La réforme du système de santé chinois et le vieillissement de la population devraient se traduire par un triplement des dépenses de santé d'ici à l'horizon de 2020.
Même dans un secteur aussi réglementé que celui de la santé, la Chine fait figure d'eldorado pour les groupes étrangers. Estimé à 50 milliards de dollars, le marché chinois des médicaments a progressé d'un peu plus de 20 % par an entre 2000 et 2010, et une croissance annuelle de 23 % est prévue pour les cinq prochaines années, selon l'Association des entreprises pharmaceutiques chinoises. Au total, le marché de la santé au sens large doit dépasser les 600 milliards de dollars en 2015 (contre 345 milliards cette année) et tendre vers 1.000 milliards en 2020, d'après les consultants de McKinsey. La première explication est démographique : la population chinoise vieillit de manière accélérée, sous l'effet d'une fertilité devenue extrêmement faible (« Les Echos » du 29 avril 2011). En 2020, le pays doit compter plus de 170 millions de personnes de plus de 50 ans supplémentaires, futurs clients des laboratoires.
Médecine traditionnelle

Le nouveau plan à cinq ans, approuvé en mars, fournit également des opportunités aux industriels puisqu'il fixe par exemple un objectif d'espérance de vie de 74,5 ans en 2015, contre 73,5 ans en 2010. Moins favorable aux groupes occidentaux est sa promotion de la médecine traditionnelle chinoise, clairement exposée (chapitre 34, section 6). Or cette médecine reste très répandue : sa part de marché est estimée à 70 % en volume (contre 30 % pour la médecine occidentale) et à 30 % en valeur.

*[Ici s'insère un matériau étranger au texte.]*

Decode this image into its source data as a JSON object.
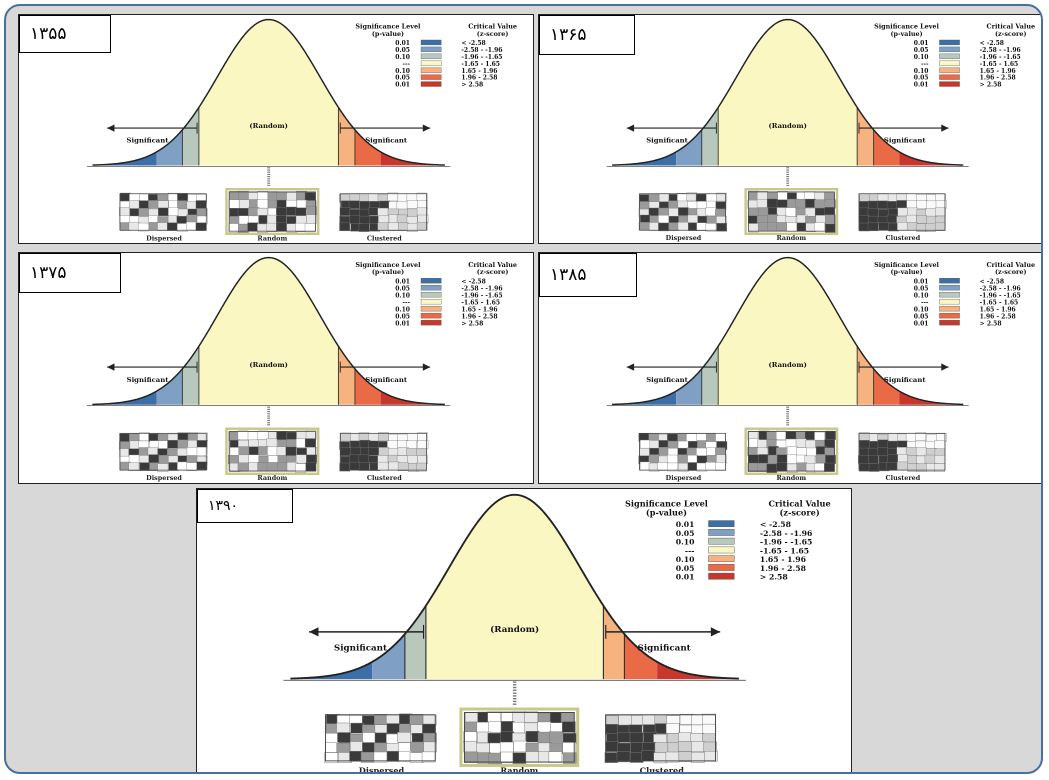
{
  "legend": {
    "sig_title": "Significance Level",
    "sig_sub": "(p-value)",
    "crit_title": "Critical Value",
    "crit_sub": "(z-score)",
    "rows": [
      {
        "p": "0.01",
        "z": "< -2.58",
        "color": "#3c6ea8"
      },
      {
        "p": "0.05",
        "z": "-2.58 - -1.96",
        "color": "#7f9fc4"
      },
      {
        "p": "0.10",
        "z": "-1.96 - -1.65",
        "color": "#b9c8bd"
      },
      {
        "p": "---",
        "z": "-1.65 - 1.65",
        "color": "#fbf7c2"
      },
      {
        "p": "0.10",
        "z": "1.65 - 1.96",
        "color": "#f6b27f"
      },
      {
        "p": "0.05",
        "z": "1.96 - 2.58",
        "color": "#ea6a45"
      },
      {
        "p": "0.01",
        "z": "> 2.58",
        "color": "#c9362b"
      }
    ]
  },
  "labels": {
    "significant_left": "Significant",
    "significant_right": "Significant",
    "random": "(Random)",
    "dispersed": "Dispersed",
    "random_map": "Random",
    "clustered": "Clustered"
  },
  "panels": [
    {
      "year": "۱۳۵۵"
    },
    {
      "year": "۱۳۶۵"
    },
    {
      "year": "۱۳۷۵"
    },
    {
      "year": "۱۳۸۵"
    },
    {
      "year": "۱۳۹۰"
    }
  ],
  "colors": {
    "frame_border": "#4a6f9c",
    "frame_bg": "#d8d8d8",
    "curve_fill": "#fbf7c2",
    "map_dark": "#3a3a3a",
    "map_mid": "#9a9a9a",
    "map_light": "#e8e8e8",
    "random_frame": "#c8c88a"
  }
}
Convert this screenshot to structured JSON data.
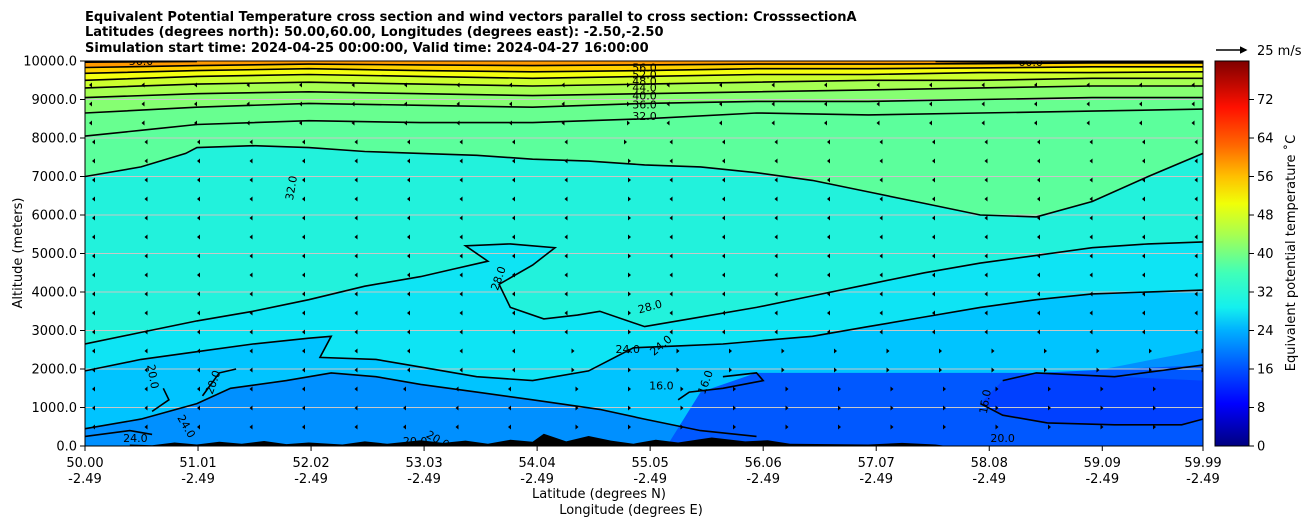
{
  "chart_data": {
    "type": "contour",
    "title_lines": [
      "Equivalent Potential Temperature cross section and wind vectors parallel to cross section: CrosssectionA",
      "Latitudes (degrees north): 50.00,60.00, Longitudes (degrees east): -2.50,-2.50",
      "Simulation start time: 2024-04-25 00:00:00, Valid time: 2024-04-27 16:00:00"
    ],
    "xlabel": "Latitude (degrees N)",
    "xlabel2": "Longitude (degrees E)",
    "ylabel": "Altitude (meters)",
    "colorbar_label": "Equivalent potential temperature ˚C",
    "wind_key_label": "25 m/s",
    "xlim": [
      50.0,
      59.99
    ],
    "ylim": [
      0,
      10000
    ],
    "x_ticks": [
      {
        "lat": "50.00",
        "lon": "-2.49",
        "value": 50.0
      },
      {
        "lat": "51.01",
        "lon": "-2.49",
        "value": 51.01
      },
      {
        "lat": "52.02",
        "lon": "-2.49",
        "value": 52.02
      },
      {
        "lat": "53.03",
        "lon": "-2.49",
        "value": 53.03
      },
      {
        "lat": "54.04",
        "lon": "-2.49",
        "value": 54.04
      },
      {
        "lat": "55.05",
        "lon": "-2.49",
        "value": 55.05
      },
      {
        "lat": "56.06",
        "lon": "-2.49",
        "value": 56.06
      },
      {
        "lat": "57.07",
        "lon": "-2.49",
        "value": 57.07
      },
      {
        "lat": "58.08",
        "lon": "-2.49",
        "value": 58.08
      },
      {
        "lat": "59.09",
        "lon": "-2.49",
        "value": 59.09
      },
      {
        "lat": "59.99",
        "lon": "-2.49",
        "value": 59.99
      }
    ],
    "y_ticks": [
      {
        "label": "0.0",
        "value": 0
      },
      {
        "label": "1000.0",
        "value": 1000
      },
      {
        "label": "2000.0",
        "value": 2000
      },
      {
        "label": "3000.0",
        "value": 3000
      },
      {
        "label": "4000.0",
        "value": 4000
      },
      {
        "label": "5000.0",
        "value": 5000
      },
      {
        "label": "6000.0",
        "value": 6000
      },
      {
        "label": "7000.0",
        "value": 7000
      },
      {
        "label": "8000.0",
        "value": 8000
      },
      {
        "label": "9000.0",
        "value": 9000
      },
      {
        "label": "10000.0",
        "value": 10000
      }
    ],
    "colorbar_range": [
      0,
      80
    ],
    "colorbar_ticks": [
      "0",
      "8",
      "16",
      "24",
      "32",
      "40",
      "48",
      "56",
      "64",
      "72"
    ],
    "grid": "horizontal",
    "contours": [
      {
        "level": 16,
        "label": "16.0",
        "segments": [
          [
            [
              55.7,
              1800
            ],
            [
              56.0,
              1900
            ],
            [
              56.06,
              1700
            ],
            [
              55.7,
              1500
            ],
            [
              55.4,
              1400
            ],
            [
              55.3,
              1200
            ]
          ],
          [
            [
              58.2,
              1700
            ],
            [
              58.5,
              1900
            ],
            [
              59.2,
              1800
            ],
            [
              59.99,
              2100
            ]
          ],
          [
            [
              58.0,
              1100
            ],
            [
              58.2,
              800
            ],
            [
              58.6,
              600
            ],
            [
              59.2,
              550
            ],
            [
              59.8,
              550
            ],
            [
              59.99,
              700
            ]
          ]
        ]
      },
      {
        "level": 20,
        "label": "20.0",
        "segments": [
          [
            [
              50.0,
              450
            ],
            [
              50.5,
              700
            ],
            [
              51.0,
              1100
            ],
            [
              51.3,
              1500
            ],
            [
              51.8,
              1700
            ],
            [
              52.2,
              1900
            ],
            [
              52.6,
              1800
            ],
            [
              53.0,
              1600
            ],
            [
              53.5,
              1400
            ],
            [
              54.0,
              1200
            ],
            [
              54.6,
              950
            ],
            [
              55.0,
              700
            ],
            [
              55.5,
              400
            ],
            [
              56.0,
              250
            ]
          ],
          [
            [
              50.6,
              900
            ],
            [
              50.75,
              1200
            ],
            [
              50.7,
              1500
            ]
          ],
          [
            [
              51.05,
              1300
            ],
            [
              51.2,
              1900
            ],
            [
              51.35,
              2000
            ]
          ]
        ]
      },
      {
        "level": 24,
        "label": "24.0",
        "segments": [
          [
            [
              50.0,
              1950
            ],
            [
              50.5,
              2250
            ],
            [
              51.0,
              2450
            ],
            [
              51.5,
              2650
            ],
            [
              52.0,
              2800
            ],
            [
              52.2,
              2850
            ],
            [
              52.1,
              2300
            ],
            [
              52.6,
              2250
            ],
            [
              53.0,
              2050
            ],
            [
              53.5,
              1800
            ],
            [
              54.0,
              1700
            ],
            [
              54.5,
              1950
            ],
            [
              54.9,
              2550
            ],
            [
              55.3,
              2600
            ],
            [
              55.7,
              2650
            ],
            [
              56.1,
              2750
            ],
            [
              56.5,
              2850
            ],
            [
              57.0,
              3100
            ],
            [
              57.5,
              3350
            ],
            [
              58.0,
              3600
            ],
            [
              58.5,
              3800
            ],
            [
              59.0,
              3950
            ],
            [
              59.99,
              4050
            ]
          ],
          [
            [
              50.0,
              250
            ],
            [
              50.4,
              400
            ],
            [
              50.6,
              300
            ]
          ]
        ]
      },
      {
        "level": 28,
        "label": "28.0",
        "segments": [
          [
            [
              50.0,
              2650
            ],
            [
              50.5,
              2950
            ],
            [
              51.0,
              3250
            ],
            [
              51.5,
              3500
            ],
            [
              52.0,
              3800
            ],
            [
              52.5,
              4150
            ],
            [
              53.0,
              4400
            ],
            [
              53.3,
              4600
            ],
            [
              53.6,
              4800
            ],
            [
              53.4,
              5200
            ],
            [
              53.8,
              5250
            ],
            [
              54.2,
              5150
            ],
            [
              54.0,
              4700
            ],
            [
              53.7,
              4200
            ],
            [
              53.8,
              3600
            ],
            [
              54.1,
              3300
            ],
            [
              54.4,
              3400
            ],
            [
              54.6,
              3500
            ],
            [
              55.0,
              3100
            ],
            [
              55.4,
              3300
            ],
            [
              56.0,
              3600
            ],
            [
              56.5,
              3900
            ],
            [
              57.0,
              4200
            ],
            [
              57.5,
              4500
            ],
            [
              58.0,
              4750
            ],
            [
              58.5,
              4950
            ],
            [
              59.0,
              5150
            ],
            [
              59.5,
              5250
            ],
            [
              59.99,
              5300
            ]
          ]
        ]
      },
      {
        "level": 32,
        "label": "32.0",
        "segments": [
          [
            [
              50.0,
              7000
            ],
            [
              50.5,
              7250
            ],
            [
              50.9,
              7600
            ],
            [
              51.0,
              7750
            ],
            [
              51.5,
              7800
            ],
            [
              52.0,
              7750
            ],
            [
              52.5,
              7650
            ],
            [
              53.0,
              7600
            ],
            [
              53.5,
              7550
            ],
            [
              54.0,
              7450
            ],
            [
              54.5,
              7400
            ],
            [
              55.0,
              7300
            ],
            [
              55.5,
              7250
            ],
            [
              56.0,
              7100
            ],
            [
              56.5,
              6900
            ],
            [
              57.0,
              6600
            ],
            [
              57.5,
              6300
            ],
            [
              58.0,
              6000
            ],
            [
              58.5,
              5950
            ],
            [
              59.0,
              6350
            ],
            [
              59.5,
              7000
            ],
            [
              59.99,
              7600
            ]
          ],
          [
            [
              50.0,
              8050
            ],
            [
              50.5,
              8200
            ],
            [
              51.0,
              8350
            ],
            [
              52.0,
              8450
            ],
            [
              53.0,
              8400
            ],
            [
              54.0,
              8400
            ],
            [
              55.0,
              8500
            ],
            [
              56.0,
              8650
            ],
            [
              57.0,
              8600
            ],
            [
              58.0,
              8650
            ],
            [
              59.0,
              8700
            ],
            [
              59.99,
              8750
            ]
          ]
        ]
      },
      {
        "level": 36,
        "label": "36.0",
        "segments": [
          [
            [
              50.0,
              8650
            ],
            [
              51.0,
              8800
            ],
            [
              52.0,
              8900
            ],
            [
              53.0,
              8850
            ],
            [
              54.0,
              8800
            ],
            [
              55.0,
              8900
            ],
            [
              56.0,
              8950
            ],
            [
              57.0,
              8950
            ],
            [
              58.0,
              9000
            ],
            [
              59.0,
              9050
            ],
            [
              59.99,
              9050
            ]
          ]
        ]
      },
      {
        "level": 40,
        "label": "40.0",
        "segments": [
          [
            [
              50.0,
              9050
            ],
            [
              51.0,
              9150
            ],
            [
              52.0,
              9200
            ],
            [
              53.0,
              9150
            ],
            [
              54.0,
              9100
            ],
            [
              55.0,
              9150
            ],
            [
              56.0,
              9200
            ],
            [
              57.0,
              9250
            ],
            [
              58.0,
              9300
            ],
            [
              59.0,
              9350
            ],
            [
              59.99,
              9350
            ]
          ]
        ]
      },
      {
        "level": 44,
        "label": "44.0",
        "segments": [
          [
            [
              50.0,
              9300
            ],
            [
              51.0,
              9400
            ],
            [
              52.0,
              9450
            ],
            [
              53.0,
              9400
            ],
            [
              54.0,
              9350
            ],
            [
              55.0,
              9400
            ],
            [
              56.0,
              9450
            ],
            [
              57.0,
              9500
            ],
            [
              58.0,
              9500
            ],
            [
              59.0,
              9550
            ],
            [
              59.99,
              9550
            ]
          ]
        ]
      },
      {
        "level": 48,
        "label": "48.0",
        "segments": [
          [
            [
              50.0,
              9500
            ],
            [
              51.0,
              9600
            ],
            [
              52.0,
              9650
            ],
            [
              53.0,
              9600
            ],
            [
              54.0,
              9550
            ],
            [
              55.0,
              9600
            ],
            [
              56.0,
              9650
            ],
            [
              57.0,
              9650
            ],
            [
              58.0,
              9700
            ],
            [
              59.0,
              9700
            ],
            [
              59.99,
              9720
            ]
          ]
        ]
      },
      {
        "level": 52,
        "label": "52.0",
        "segments": [
          [
            [
              50.0,
              9680
            ],
            [
              51.0,
              9750
            ],
            [
              52.0,
              9800
            ],
            [
              53.0,
              9750
            ],
            [
              54.0,
              9720
            ],
            [
              55.0,
              9750
            ],
            [
              56.0,
              9800
            ],
            [
              57.0,
              9800
            ],
            [
              58.0,
              9820
            ],
            [
              59.0,
              9850
            ],
            [
              59.99,
              9850
            ]
          ]
        ]
      },
      {
        "level": 56,
        "label": "56.0",
        "segments": [
          [
            [
              50.0,
              9830
            ],
            [
              51.0,
              9880
            ],
            [
              52.0,
              9920
            ],
            [
              53.0,
              9900
            ],
            [
              54.0,
              9880
            ],
            [
              55.0,
              9900
            ],
            [
              56.0,
              9920
            ],
            [
              57.0,
              9920
            ],
            [
              58.0,
              9930
            ],
            [
              59.0,
              9950
            ],
            [
              59.99,
              9950
            ]
          ]
        ]
      },
      {
        "level": 60,
        "label": "60.0",
        "segments": [
          [
            [
              50.0,
              9970
            ],
            [
              51.0,
              9990
            ]
          ],
          [
            [
              57.6,
              9990
            ],
            [
              58.5,
              9960
            ],
            [
              59.99,
              9980
            ]
          ]
        ]
      }
    ],
    "contour_labels": [
      {
        "text": "56.0",
        "x": 55.0,
        "y": 9800,
        "rot": 0
      },
      {
        "text": "52.0",
        "x": 55.0,
        "y": 9620,
        "rot": 0
      },
      {
        "text": "48.0",
        "x": 55.0,
        "y": 9450,
        "rot": 0
      },
      {
        "text": "44.0",
        "x": 55.0,
        "y": 9280,
        "rot": 0
      },
      {
        "text": "40.0",
        "x": 55.0,
        "y": 9080,
        "rot": 0
      },
      {
        "text": "36.0",
        "x": 55.0,
        "y": 8850,
        "rot": 0
      },
      {
        "text": "32.0",
        "x": 55.0,
        "y": 8550,
        "rot": 0
      },
      {
        "text": "60.0",
        "x": 58.45,
        "y": 9950,
        "rot": 0
      },
      {
        "text": "56.0",
        "x": 50.5,
        "y": 9970,
        "rot": 0
      },
      {
        "text": "32.0",
        "x": 51.85,
        "y": 6700,
        "rot": -80
      },
      {
        "text": "28.0",
        "x": 53.7,
        "y": 4350,
        "rot": -70
      },
      {
        "text": "28.0",
        "x": 55.05,
        "y": 3600,
        "rot": -15
      },
      {
        "text": "24.0",
        "x": 54.85,
        "y": 2500,
        "rot": 0
      },
      {
        "text": "24.0",
        "x": 55.15,
        "y": 2600,
        "rot": -40
      },
      {
        "text": "20.0",
        "x": 50.6,
        "y": 1800,
        "rot": 80
      },
      {
        "text": "20.0",
        "x": 51.15,
        "y": 1650,
        "rot": -70
      },
      {
        "text": "24.0",
        "x": 50.9,
        "y": 500,
        "rot": 60
      },
      {
        "text": "24.0",
        "x": 50.45,
        "y": 180,
        "rot": 0
      },
      {
        "text": "20.0",
        "x": 52.95,
        "y": 100,
        "rot": 0
      },
      {
        "text": "20.0",
        "x": 53.15,
        "y": 150,
        "rot": 30
      },
      {
        "text": "16.0",
        "x": 55.15,
        "y": 1550,
        "rot": 0
      },
      {
        "text": "16.0",
        "x": 55.55,
        "y": 1650,
        "rot": -70
      },
      {
        "text": "16.0",
        "x": 58.05,
        "y": 1150,
        "rot": -80
      },
      {
        "text": "20.0",
        "x": 58.2,
        "y": 180,
        "rot": 0
      }
    ]
  }
}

« Les projets du gouvernement peuvent paraître contradictoires du point de vue des multinationales de la pharmacie : par exemple, comment concilier couverture universelle de traitements à bas coûts et promotion de l'innovation ? Comment continuer à convaincre les multinationales d'investir et bâtir des champions nationaux ? », avertit Franck Le Deu, associé chez McKinsey.
Législation perfectible
La réforme du système de santé peut ainsi être ambivalente : en établissant une « liste des médicaments essentiels », elle crée un marché de volume, mais oblige les laboratoires qui répondent aux appels d'offres à consentir des baisses de prix pouvant excéder les 50 %. Dans le cas du Smecta, Ipsen aurait dû accepter de voir le prix tomber de 23 à 16 yuans. « A ce stade, nous avons préféré ne pas faire figurer notre produit sur la liste », indique Eric Bouteiller, le responsable de la Chine chez Ipsen.
Par ailleurs, même s'il existe une liste nationale, chacune des 31 provinces du pays dispose d'une grande autonomie en matière de santé et les industriels doivent aussi négocier les prix au niveau de chaque région, voire de chaque hôpital. La législation est également perfectible. « Les licences nécessaires au démarrage d'une activité sont deux à trois fois plus longues à obtenir pour un industriel étranger que pour un chinois. Globalement, les critères d'évaluation ne sont pas très clairs et les procédures d'appel insuffisantes », pointe Dirk Moens, secrétaire général de la Chambre de commerce européenne en Chine.
Enfin, même si plusieurs sources font état de progrès réels, la corruption perdure. « L'un de nos clients a mis longtemps à enregistrer l'un de ses produits, un simple désinfectant, auprès du ministère de la Santé. Et avant qu'il n'accède au marché, on lui a demandé de payer un bakchich important, ce qu'il a refusé », témoigne un consultant.
Mais, confrontés à des croissances nulles ou limitées sur leurs marchés traditionnels, les laboratoires occidentaux ne peuvent que voir dans la Chine une immense opportunité : la progression des ventes de Pfizer dans le pays est par exemple estimée à 30 % cette année.